NATIONAL CORPUS OF THE KAZAKH LANGUAGE

GENERAL INFORMATION

Spoken Subcorpus - An electronic database of spoken Kazakh language (audio and video recordings), where transcription, orthoepy, and audio are aligned and presented in a synchronized format. The purpose of developing the oral subcorpus of the National Corpus of the Kazakh Language is to create an electronic database of spoken language samples with internal and external annotation, enabling the study of spoken language features and supporting the development of Kazakh-language speech technologies. The oral subcorpus allows users to: study, acquire, and analyze the characteristics of Kazakh spoken language; investigate the language and speech style of specific individuals; develop pronunciation skills in accordance with orthoepic norms; conduct phonetic and orthoepic analysis in terms of articulation, pronunciation, and perception; identify processes of spoken language; determine regional linguistic variations; explore sociolinguistic features; develop listening and speaking skills in language learning; analyze prosodic features of speech.

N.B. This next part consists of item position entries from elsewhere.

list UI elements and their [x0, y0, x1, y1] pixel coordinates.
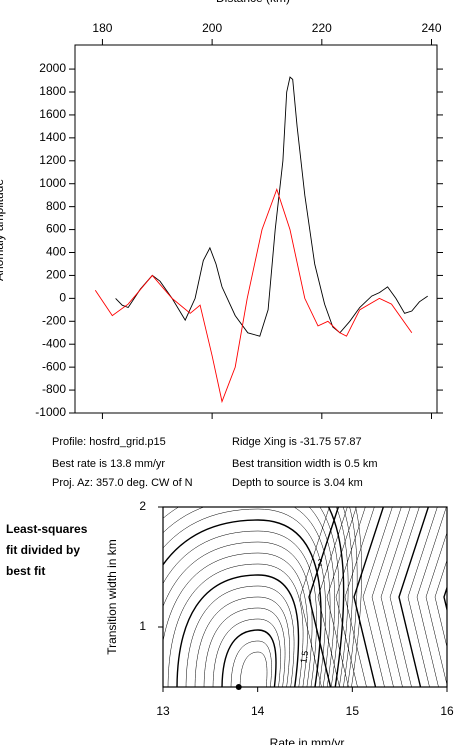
contour-line	[342, 507, 353, 687]
x-tick-label: 180	[92, 21, 112, 35]
contour-line	[362, 507, 393, 687]
contour-line	[185, 585, 295, 687]
contour-line	[163, 552, 308, 687]
contour-line	[398, 507, 430, 687]
contour-line	[212, 618, 281, 687]
contour-line	[163, 508, 326, 687]
contour-line	[308, 507, 340, 687]
y-tick-label: 0	[59, 291, 66, 305]
x-tick-label: 16	[440, 704, 454, 718]
contour-line	[163, 507, 331, 687]
y-tick-label: 1400	[39, 130, 66, 144]
contour-line	[221, 629, 277, 687]
contour-lines	[163, 505, 467, 689]
y-tick-label: -1000	[35, 405, 66, 419]
contour-line	[203, 607, 286, 687]
y-tick-label: 600	[46, 222, 66, 236]
x-tick-label: 13	[156, 704, 170, 718]
x-tick-label: 200	[202, 21, 222, 35]
x-tick-label: 240	[421, 21, 441, 35]
y-tick-label: 1800	[39, 84, 66, 98]
contour-line	[327, 507, 345, 687]
contour-line	[347, 507, 358, 687]
x-axis-label: Distance (km)	[216, 0, 290, 5]
contour-line	[353, 507, 385, 687]
plot-frame	[74, 44, 438, 414]
y-tick-label: -400	[42, 336, 66, 350]
contour-line	[163, 530, 317, 687]
y-axis-label: Anomaly amplitude	[0, 179, 6, 281]
x-tick-label: 14	[251, 704, 265, 718]
annotation: Ridge Xing is -31.75 57.87	[232, 436, 362, 448]
contour-line	[425, 531, 447, 686]
y-tick-label: 2	[139, 499, 146, 513]
contour-line	[239, 651, 268, 687]
y-tick-label: 1000	[39, 176, 66, 190]
contour-line	[163, 519, 322, 687]
contour-line	[335, 507, 349, 687]
annotation: Best rate is 13.8 mm/yr	[52, 458, 165, 470]
contour-line	[163, 541, 313, 687]
annotation: Best transition width is 0.5 km	[232, 458, 378, 470]
panel-title: fit divided by	[6, 543, 80, 557]
contour-line	[194, 596, 290, 687]
contour-line	[230, 640, 272, 687]
contour-line	[317, 507, 348, 687]
annotation: Depth to source is 3.04 km	[232, 477, 363, 489]
contour-line	[335, 507, 366, 687]
annotation: Profile: hosfrd_grid.p15	[52, 436, 166, 448]
contour-line	[407, 507, 438, 687]
contour-line	[344, 507, 375, 687]
best-fit-point	[235, 684, 242, 690]
data-line	[115, 76, 428, 337]
y-tick-label: 200	[46, 268, 66, 282]
contour-line	[371, 507, 402, 687]
contour-line	[299, 507, 330, 687]
y-tick-label: -600	[42, 359, 66, 373]
contour-line	[326, 507, 357, 687]
contour-line	[163, 507, 335, 687]
plot-frame	[162, 506, 448, 688]
panel-title: Least-squares	[6, 522, 88, 536]
y-tick-label: 400	[46, 245, 66, 259]
contour-line	[453, 505, 467, 689]
contour-line	[319, 507, 340, 687]
annotation: Proj. Az: 357.0 deg. CW of N	[52, 477, 193, 489]
x-tick-label: 220	[312, 21, 332, 35]
data-line	[94, 188, 413, 404]
contour-line	[351, 507, 362, 687]
y-tick-label: 1	[139, 619, 146, 633]
y-tick-label: 800	[46, 199, 66, 213]
contour-label: 1.5	[298, 650, 310, 664]
contour-line	[167, 563, 304, 687]
contour-line	[380, 507, 411, 687]
y-tick-label: 1600	[39, 107, 66, 121]
contour-label: 2	[317, 557, 322, 567]
x-axis-label: Rate in mm/yr	[270, 736, 345, 745]
contour-line	[416, 507, 447, 687]
y-tick-label: -800	[42, 382, 66, 396]
y-axis-label: Transition width in km	[105, 539, 119, 655]
y-tick-label: 1200	[39, 153, 66, 167]
y-tick-label: -200	[42, 313, 66, 327]
panel-title: best fit	[6, 564, 45, 578]
y-tick-label: 2000	[39, 61, 66, 75]
contour-line	[443, 585, 447, 613]
contour-line	[434, 559, 447, 649]
contour-line	[176, 574, 300, 687]
x-tick-label: 15	[346, 704, 360, 718]
contour-line	[389, 507, 420, 687]
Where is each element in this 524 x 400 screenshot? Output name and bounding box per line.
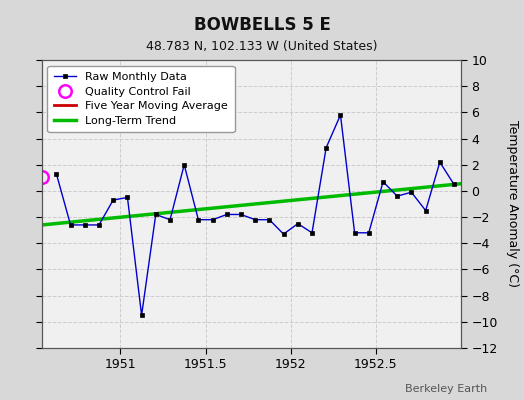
Raw Monthly Data	[266, 217, 272, 222]
Raw Monthly Data	[366, 230, 372, 235]
Text: BOWBELLS 5 E: BOWBELLS 5 E	[193, 16, 331, 34]
Raw Monthly Data	[68, 222, 74, 227]
Raw Monthly Data	[408, 190, 414, 195]
Raw Monthly Data	[309, 230, 315, 235]
Raw Monthly Data	[195, 217, 202, 222]
Legend: Raw Monthly Data, Quality Control Fail, Five Year Moving Average, Long-Term Tren: Raw Monthly Data, Quality Control Fail, …	[48, 66, 235, 132]
Raw Monthly Data	[167, 217, 173, 222]
Raw Monthly Data	[436, 160, 443, 164]
Text: 48.783 N, 102.133 W (United States): 48.783 N, 102.133 W (United States)	[146, 40, 378, 53]
Raw Monthly Data	[394, 194, 400, 198]
Raw Monthly Data	[96, 222, 102, 227]
Raw Monthly Data	[380, 179, 386, 184]
Raw Monthly Data	[238, 212, 244, 217]
Raw Monthly Data	[451, 182, 457, 187]
Raw Monthly Data	[224, 212, 230, 217]
Raw Monthly Data	[210, 217, 216, 222]
Line: Raw Monthly Data: Raw Monthly Data	[54, 113, 456, 317]
Text: Berkeley Earth: Berkeley Earth	[405, 384, 487, 394]
Raw Monthly Data	[138, 313, 145, 318]
Raw Monthly Data	[152, 212, 159, 217]
Raw Monthly Data	[181, 162, 188, 167]
Raw Monthly Data	[53, 172, 60, 176]
Raw Monthly Data	[124, 195, 130, 200]
Y-axis label: Temperature Anomaly (°C): Temperature Anomaly (°C)	[506, 120, 519, 288]
Raw Monthly Data	[352, 230, 358, 235]
Raw Monthly Data	[280, 232, 287, 236]
Raw Monthly Data	[294, 221, 301, 226]
Raw Monthly Data	[337, 112, 344, 117]
Raw Monthly Data	[323, 145, 329, 150]
Raw Monthly Data	[110, 198, 116, 202]
Raw Monthly Data	[82, 222, 88, 227]
Raw Monthly Data	[252, 217, 258, 222]
Raw Monthly Data	[422, 208, 429, 213]
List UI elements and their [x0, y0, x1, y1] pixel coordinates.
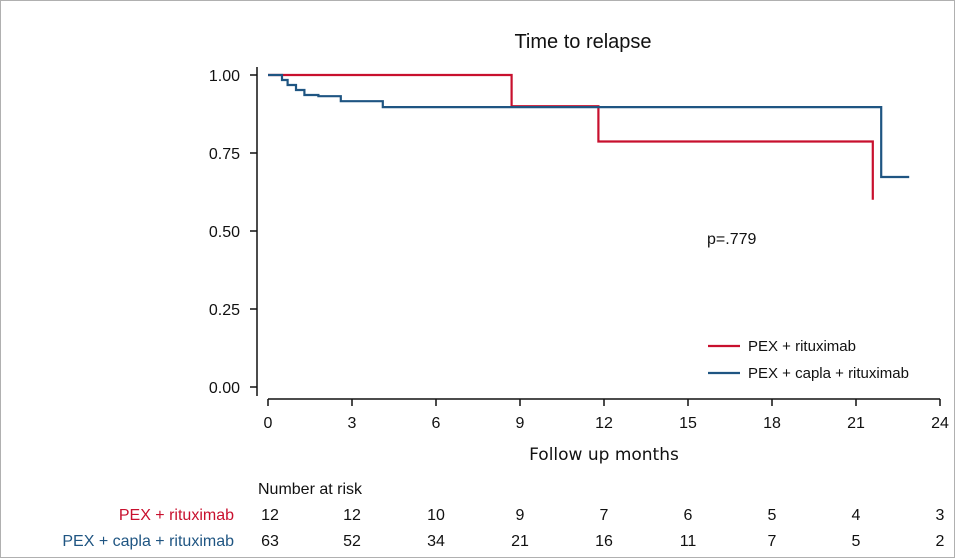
series-line-2: [268, 73, 910, 179]
risk-count: 11: [680, 533, 697, 550]
x-tick-label: 12: [595, 415, 613, 432]
risk-count: 2: [936, 533, 945, 550]
risk-row-label: PEX + rituximab: [119, 507, 234, 524]
x-axis-label: Follow up months: [529, 445, 679, 465]
risk-count: 5: [852, 533, 861, 550]
x-tick-label: 18: [763, 415, 781, 432]
risk-count: 10: [427, 507, 445, 524]
y-ticks: 0.00 0.25 0.50 0.75 1.00: [209, 68, 257, 397]
y-tick-label: 0.00: [209, 380, 240, 397]
x-ticks: 0 3 6 9 12 15 18 21 24: [264, 399, 949, 432]
risk-count: 7: [600, 507, 609, 524]
risk-count: 6: [684, 507, 693, 524]
risk-count: 21: [511, 533, 529, 550]
risk-table-title: Number at risk: [258, 481, 363, 498]
chart-title: Time to relapse: [514, 31, 651, 53]
x-tick-label: 15: [679, 415, 697, 432]
y-tick-label: 1.00: [209, 68, 240, 85]
legend-label: PEX + rituximab: [748, 338, 856, 355]
risk-count: 63: [261, 533, 279, 550]
y-tick-label: 0.50: [209, 224, 240, 241]
risk-count: 34: [427, 533, 445, 550]
risk-count: 4: [852, 507, 861, 524]
x-tick-label: 3: [348, 415, 357, 432]
risk-count: 12: [343, 507, 361, 524]
risk-count: 9: [516, 507, 525, 524]
series-line-1: [268, 73, 874, 200]
y-tick-label: 0.25: [209, 302, 240, 319]
y-tick-label: 0.75: [209, 146, 240, 163]
series-lines: [268, 73, 910, 200]
x-tick-label: 21: [847, 415, 865, 432]
x-tick-label: 0: [264, 415, 273, 432]
legend: PEX + rituximab PEX + capla + rituximab: [708, 338, 909, 382]
risk-count: 5: [768, 507, 777, 524]
risk-count: 52: [343, 533, 361, 550]
x-tick-label: 24: [931, 415, 949, 432]
risk-count: 7: [768, 533, 777, 550]
x-tick-label: 9: [516, 415, 525, 432]
risk-count: 12: [261, 507, 279, 524]
risk-count: 3: [936, 507, 945, 524]
x-tick-label: 6: [432, 415, 441, 432]
legend-label: PEX + capla + rituximab: [748, 365, 909, 382]
risk-row-label: PEX + capla + rituximab: [62, 533, 234, 550]
number-at-risk-table: Number at risk PEX + rituximab 12 12 10 9 7 6 5…: [62, 481, 944, 550]
risk-count: 16: [595, 533, 613, 550]
p-value-annotation: p=.779: [707, 231, 756, 248]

The search system supports queries by word and metadata. Search results provide metadata, linguistic annotations, orthographic forms, the speaker’s pronunciation, and the standardized orthoepic form. In addition, users can watch video recordings and listen to audio materials via provided links. The textual database of the oral subcorpus consists of a total of 136 interviews: 76 interviews include both the speaker’s pronunciation and the normative orthoepy; 60 interviews are presented in orthographic transcription. Total number of word usages — 1,000,000.